Country Bumpkins said:


> Nice captures . That first "finch" is actually a Pine Siskin. Very well captured, I must say, also.



Thanks for the correction. The Sinches and Siskins mix together, there can be 20 or more at a time, they are hungry early in the morning and can empty the feeder in nothing flat.


----------



## Grendel (Mar 21, 2011)

Heh, got them too. And yes, they empy a feeder w/in a day or two


----------



## jtee (Oct 20, 2011)




----------



## Kernuak (Dec 30, 2011)

Robin Throwing Mealworm by Kernuak, on Flickr


----------



## KeithR (Jan 1, 2012)

Country Bumpkins said:


> Nice captures . That first "finch" is actually a Pine Siskin. Very well captured, I must say, also.



Just for clarity, Pine siskins _are_ a species of finch.


----------



## Harley (Jan 1, 2012)

Never really done any birding but this is making me want to try it out...!


----------



## KeithR (Jan 1, 2012)

Images of European Robins from a couple of Winters back - my first trip out with my then new 7D.


----------



## Harley (Jan 1, 2012)

KeithR said:


> Images of European Robins from a couple of Winters back - my first trip out with my then new 7D.


What lens is this, Keith?


----------



## KeithR (Jan 1, 2012)

100-400m, Harley - handheld at 400mm/310mm/400mm respectively.


----------



## KeithR (Jan 1, 2012)

*Not really a SNOW bird..*

But a less-than-common Winter visitor to the UK - a Whooper swan - so it counts..!

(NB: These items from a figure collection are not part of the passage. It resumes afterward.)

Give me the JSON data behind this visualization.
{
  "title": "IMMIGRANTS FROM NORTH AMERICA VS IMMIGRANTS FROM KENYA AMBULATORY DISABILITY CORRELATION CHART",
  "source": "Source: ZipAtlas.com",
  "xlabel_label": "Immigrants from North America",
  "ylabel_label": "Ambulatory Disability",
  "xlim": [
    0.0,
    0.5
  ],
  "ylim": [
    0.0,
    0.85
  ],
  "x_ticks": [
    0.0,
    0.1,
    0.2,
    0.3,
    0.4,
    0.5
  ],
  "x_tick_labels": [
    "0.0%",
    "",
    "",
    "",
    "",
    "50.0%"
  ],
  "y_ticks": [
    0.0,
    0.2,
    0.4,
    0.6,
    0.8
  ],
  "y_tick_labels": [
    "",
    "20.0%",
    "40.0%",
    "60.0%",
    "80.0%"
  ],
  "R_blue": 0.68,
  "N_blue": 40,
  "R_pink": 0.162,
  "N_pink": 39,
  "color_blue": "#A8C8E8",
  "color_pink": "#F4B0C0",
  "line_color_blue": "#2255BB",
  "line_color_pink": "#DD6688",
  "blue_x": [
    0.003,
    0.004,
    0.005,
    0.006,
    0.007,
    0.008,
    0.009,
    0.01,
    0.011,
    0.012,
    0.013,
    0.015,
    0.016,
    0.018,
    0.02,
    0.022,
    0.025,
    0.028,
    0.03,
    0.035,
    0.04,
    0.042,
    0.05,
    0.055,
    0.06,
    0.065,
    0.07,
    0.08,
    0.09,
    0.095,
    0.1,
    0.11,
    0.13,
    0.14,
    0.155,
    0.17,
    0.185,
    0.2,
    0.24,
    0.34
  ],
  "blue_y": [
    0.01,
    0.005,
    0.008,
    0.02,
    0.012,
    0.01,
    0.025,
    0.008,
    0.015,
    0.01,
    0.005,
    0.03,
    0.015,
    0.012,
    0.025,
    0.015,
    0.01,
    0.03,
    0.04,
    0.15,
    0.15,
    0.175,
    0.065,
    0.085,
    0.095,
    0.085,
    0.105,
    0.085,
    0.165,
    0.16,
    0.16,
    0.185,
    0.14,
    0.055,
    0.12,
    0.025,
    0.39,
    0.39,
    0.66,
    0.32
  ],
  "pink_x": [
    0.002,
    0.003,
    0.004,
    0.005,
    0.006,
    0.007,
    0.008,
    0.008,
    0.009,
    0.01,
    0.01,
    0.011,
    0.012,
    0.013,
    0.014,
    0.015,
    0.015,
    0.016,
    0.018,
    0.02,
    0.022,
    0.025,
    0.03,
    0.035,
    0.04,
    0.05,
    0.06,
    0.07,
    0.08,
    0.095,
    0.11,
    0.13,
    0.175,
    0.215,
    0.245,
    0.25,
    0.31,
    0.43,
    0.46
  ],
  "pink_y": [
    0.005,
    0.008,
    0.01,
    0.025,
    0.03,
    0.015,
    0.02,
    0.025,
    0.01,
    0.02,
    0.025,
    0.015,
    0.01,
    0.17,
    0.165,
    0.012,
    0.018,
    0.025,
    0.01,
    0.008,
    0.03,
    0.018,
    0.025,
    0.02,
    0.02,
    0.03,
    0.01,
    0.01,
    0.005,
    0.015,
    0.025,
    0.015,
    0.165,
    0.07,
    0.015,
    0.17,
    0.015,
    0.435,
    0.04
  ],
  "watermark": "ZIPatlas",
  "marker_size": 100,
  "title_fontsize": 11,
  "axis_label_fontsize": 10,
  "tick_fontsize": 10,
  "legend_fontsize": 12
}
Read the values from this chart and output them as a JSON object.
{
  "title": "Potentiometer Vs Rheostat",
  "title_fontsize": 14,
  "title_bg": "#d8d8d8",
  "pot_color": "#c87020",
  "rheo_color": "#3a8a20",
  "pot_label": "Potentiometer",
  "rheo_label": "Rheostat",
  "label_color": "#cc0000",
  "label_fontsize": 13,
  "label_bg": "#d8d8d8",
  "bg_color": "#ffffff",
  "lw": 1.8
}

7D and 100-400mm again, handheld at 400mm.

(Remember to click on the reduced image).


----------



## Tracy Pinto (Apr 2, 2012)

jtee said:


>



I love his gaiters!


----------



## Mt Spokane Photography (Apr 2, 2012)

We actually had a inch of Snow yesterday, no April fool. It was gone a couple of hours after it ended, but miserable while it lasted, wet sloppy, and blowing.

I wanted to do some more testing of my new 5D MK III, so Larry, Curly, and Moe lined up in my Crabapple tree for me. Unfortunately, I had my 100mm L and was not going to the studio to get a telephoto, so I just did a near 100% crop.


----------